I’m interested in thoughts on this problem:
The other day I was rolling out updates with manual scripts using nix-build, nix-copy-closure followed by switch-to-configuration.
After updating the script to support more than 1 prod box, I ended up deploying completely wrong network settings (IPs for machine A onto machine B). This rendered the machine completely unusable, couldn’t even SSH into it. This made me take the whole prod box down, re-provision a server, update DNS and redeploy. I’ve now switched to nixops to avoid as many similar mistakes as possible, but it doesn’t address this issue.

The problem: is there a way I’m missing to rollback the machine to the previous state? This particular example was on DigitalOcean. They do have a recovery console, but it turns on too late to access GRUB (I’m not even sure if it’d be populated with previous generations).

A potential solution I’m thinking of is automatic rollback: once a deploy is complete, a countdown starts that waits for the ops machine to call back in and do a healthcheck. The healthcheck effectively kills the countdown process and everything stays the same.

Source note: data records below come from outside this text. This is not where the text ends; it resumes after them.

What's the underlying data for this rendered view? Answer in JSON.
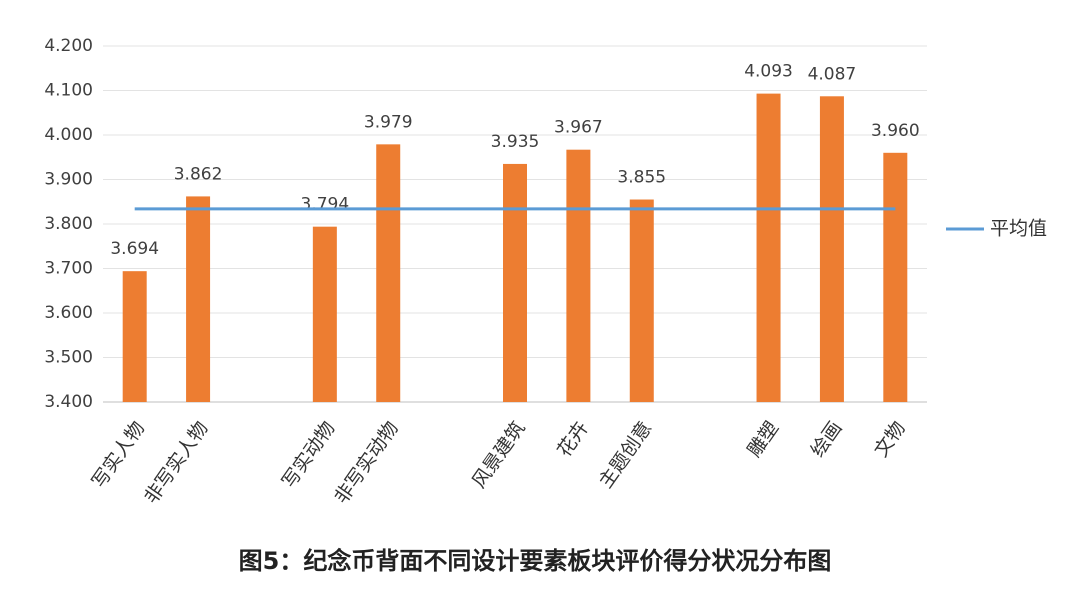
{
  "chart_data": {
    "type": "bar",
    "title": "图5：纪念币背面不同设计要素板块评价得分状况分布图",
    "categories": [
      "写实人物",
      "非写实人物",
      null,
      "写实动物",
      "非写实动物",
      null,
      "风景建筑",
      "花卉",
      "主题创意",
      null,
      "雕塑",
      "绘画",
      "文物"
    ],
    "series": [
      {
        "type": "bar",
        "color": "#ED7D31",
        "values": [
          3.694,
          3.862,
          null,
          3.794,
          3.979,
          null,
          3.935,
          3.967,
          3.855,
          null,
          4.093,
          4.087,
          3.96
        ],
        "value_labels": [
          "3.694",
          "3.862",
          null,
          "3.794",
          "3.979",
          null,
          "3.935",
          "3.967",
          "3.855",
          null,
          "4.093",
          "4.087",
          "3.960"
        ]
      },
      {
        "type": "line",
        "name": "平均值",
        "color": "#5B9BD5",
        "values": [
          3.834,
          3.834,
          3.834,
          3.834,
          3.834,
          3.834,
          3.834,
          3.834,
          3.834,
          3.834,
          3.834,
          3.834,
          3.834
        ]
      }
    ],
    "ylim": [
      3.4,
      4.2
    ],
    "yticks": [
      {
        "value": 3.4,
        "label": "3.400"
      },
      {
        "value": 3.5,
        "label": "3.500"
      },
      {
        "value": 3.6,
        "label": "3.600"
      },
      {
        "value": 3.7,
        "label": "3.700"
      },
      {
        "value": 3.8,
        "label": "3.800"
      },
      {
        "value": 3.9,
        "label": "3.900"
      },
      {
        "value": 4.0,
        "label": "4.000"
      },
      {
        "value": 4.1,
        "label": "4.100"
      },
      {
        "value": 4.2,
        "label": "4.200"
      }
    ],
    "grid": true,
    "legend": "right"
  }
}
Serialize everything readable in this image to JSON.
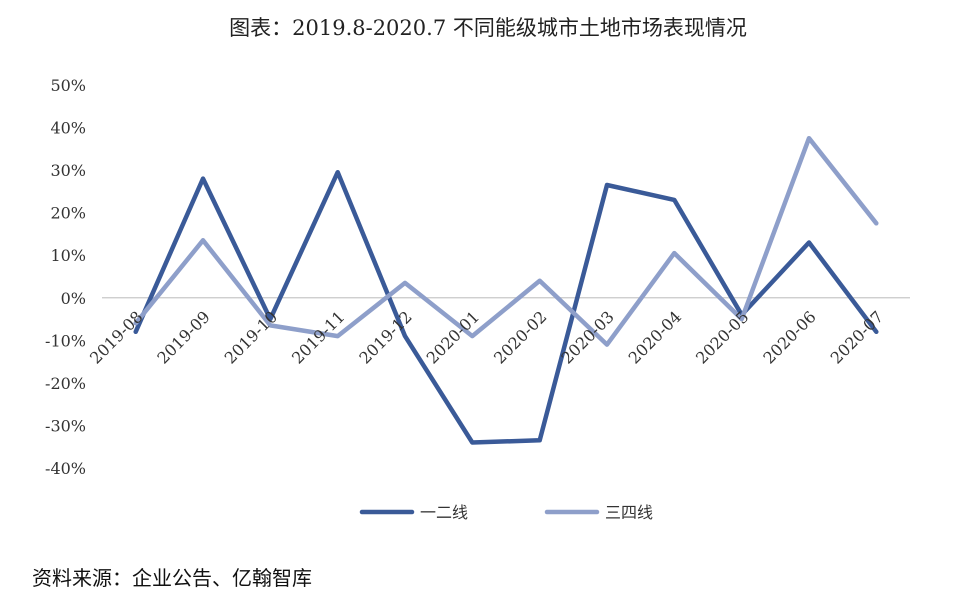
{
  "title": "图表：2019.8-2020.7 不同能级城市土地市场表现情况",
  "source": "资料来源：企业公告、亿翰智库",
  "chart_data": {
    "type": "line",
    "title": "图表：2019.8-2020.7 不同能级城市土地市场表现情况",
    "xlabel": "",
    "ylabel": "",
    "categories": [
      "2019-08",
      "2019-09",
      "2019-10",
      "2019-11",
      "2019-12",
      "2020-01",
      "2020-02",
      "2020-03",
      "2020-04",
      "2020-05",
      "2020-06",
      "2020-07"
    ],
    "ylim": [
      -40,
      50
    ],
    "yticks": [
      50,
      40,
      30,
      20,
      10,
      0,
      -10,
      -20,
      -30,
      -40
    ],
    "ytick_labels": [
      "50%",
      "40%",
      "30%",
      "20%",
      "10%",
      "0%",
      "-10%",
      "-20%",
      "-30%",
      "-40%"
    ],
    "grid": false,
    "zero_line": true,
    "legend_position": "bottom",
    "series": [
      {
        "name": "一二线",
        "color": "#3a5a98",
        "values": [
          -8,
          28,
          -5,
          29.5,
          -9,
          -34,
          -33.5,
          26.5,
          23,
          -4,
          13,
          -8
        ]
      },
      {
        "name": "三四线",
        "color": "#8e9fca",
        "values": [
          -6,
          13.5,
          -6.5,
          -9,
          3.5,
          -9,
          4,
          -11,
          10.5,
          -5,
          37.5,
          17.5
        ]
      }
    ]
  }
}
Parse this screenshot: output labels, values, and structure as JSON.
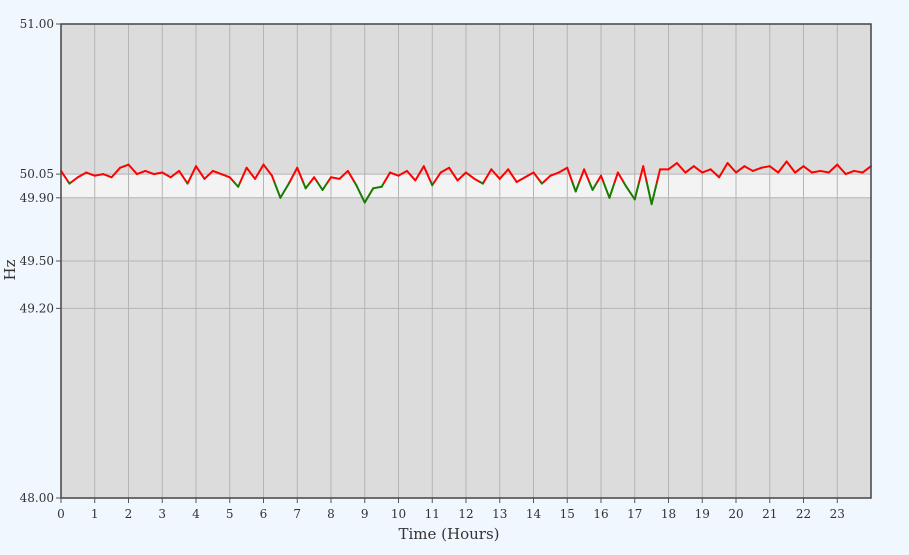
{
  "chart_data": {
    "type": "line",
    "title": "",
    "xlabel": "Time (Hours)",
    "ylabel": "Hz",
    "xlim": [
      0,
      24
    ],
    "ylim": [
      48.0,
      51.0
    ],
    "x_ticks": [
      "0",
      "1",
      "2",
      "3",
      "4",
      "5",
      "6",
      "7",
      "8",
      "9",
      "10",
      "11",
      "12",
      "13",
      "14",
      "15",
      "16",
      "17",
      "18",
      "19",
      "20",
      "21",
      "22",
      "23"
    ],
    "y_ticks": [
      "51.00",
      "50.05",
      "49.90",
      "49.50",
      "49.20",
      "48.00"
    ],
    "band": {
      "low": 49.9,
      "high": 50.05,
      "color": "#f3f3f3"
    },
    "colors": {
      "background": "#dcdcdc",
      "page": "#f0f7fe",
      "above_threshold": "#ff0000",
      "below_threshold": "#1a7a00",
      "grid": "#b4b4b4"
    },
    "threshold": 50.0,
    "grid": true,
    "series": [
      {
        "x": [
          0.0,
          0.25,
          0.5,
          0.75,
          1.0,
          1.25,
          1.5,
          1.75,
          2.0,
          2.25,
          2.5,
          2.75,
          3.0,
          3.25,
          3.5,
          3.75,
          4.0,
          4.25,
          4.5,
          4.75,
          5.0,
          5.25,
          5.5,
          5.75,
          6.0,
          6.25,
          6.5,
          6.75,
          7.0,
          7.25,
          7.5,
          7.75,
          8.0,
          8.25,
          8.5,
          8.75,
          9.0,
          9.25,
          9.5,
          9.75,
          10.0,
          10.25,
          10.5,
          10.75,
          11.0,
          11.25,
          11.5,
          11.75,
          12.0,
          12.25,
          12.5,
          12.75,
          13.0,
          13.25,
          13.5,
          13.75,
          14.0,
          14.25,
          14.5,
          14.75,
          15.0,
          15.25,
          15.5,
          15.75,
          16.0,
          16.25,
          16.5,
          16.75,
          17.0,
          17.25,
          17.5,
          17.75,
          18.0,
          18.25,
          18.5,
          18.75,
          19.0,
          19.25,
          19.5,
          19.75,
          20.0,
          20.25,
          20.5,
          20.75,
          21.0,
          21.25,
          21.5,
          21.75,
          22.0,
          22.25,
          22.5,
          22.75,
          23.0,
          23.25,
          23.5,
          23.75,
          24.0
        ],
        "values": [
          50.07,
          49.99,
          50.03,
          50.06,
          50.04,
          50.05,
          50.03,
          50.09,
          50.11,
          50.05,
          50.07,
          50.05,
          50.06,
          50.03,
          50.07,
          49.99,
          50.1,
          50.02,
          50.07,
          50.05,
          50.03,
          49.97,
          50.09,
          50.02,
          50.11,
          50.04,
          49.9,
          49.99,
          50.09,
          49.96,
          50.03,
          49.95,
          50.03,
          50.02,
          50.07,
          49.98,
          49.87,
          49.96,
          49.97,
          50.06,
          50.04,
          50.07,
          50.01,
          50.1,
          49.98,
          50.06,
          50.09,
          50.01,
          50.06,
          50.02,
          49.99,
          50.08,
          50.02,
          50.08,
          50.0,
          50.03,
          50.06,
          49.99,
          50.04,
          50.06,
          50.09,
          49.94,
          50.08,
          49.95,
          50.04,
          49.9,
          50.06,
          49.97,
          49.89,
          50.1,
          49.86,
          50.08,
          50.08,
          50.12,
          50.06,
          50.1,
          50.06,
          50.08,
          50.03,
          50.12,
          50.06,
          50.1,
          50.07,
          50.09,
          50.1,
          50.06,
          50.13,
          50.06,
          50.1,
          50.06,
          50.07,
          50.06,
          50.11,
          50.05,
          50.07,
          50.06,
          50.1
        ]
      }
    ]
  }
}
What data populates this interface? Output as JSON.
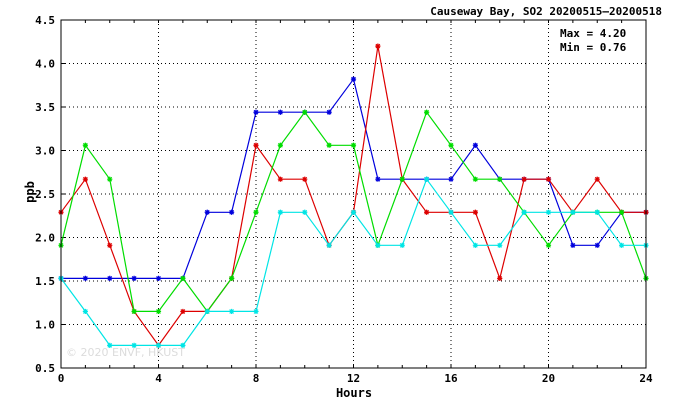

If the target machine doesn’t hear back and countdown runs out, an automatic nixos-rebuild --rollback is executed directly on the target machine.

What are your thoughts on the above - and is there a common practice that I’m missing?

sorki · February 24, 2021, 3:15pm

There’s Nixus which can do automatic rollbacks.

Previous profiles are stored in /nix/var/nix/profiles/ and you can also use that directly to switch to one of them - e.g. /nix/var/nix/profiles/system-123-link/bin/switch-to-configuration switch

I’ve been considering adding healthchecks as systemd services, so even switch would tell you when something is not up to spec (and you could possibly react to that with rollback).

Tangentially related there’s [WIP] nixos/systemd-boot: boot counting and automatic fallback by danielfullmer · Pull Request #84204 · NixOS/nixpkgs · GitHub which you might find interesting as well (requires EFI and systemd-boot).

nrdxp · February 25, 2021, 1:08am

There is also deploy-rs which has this feature built in and enabled by default.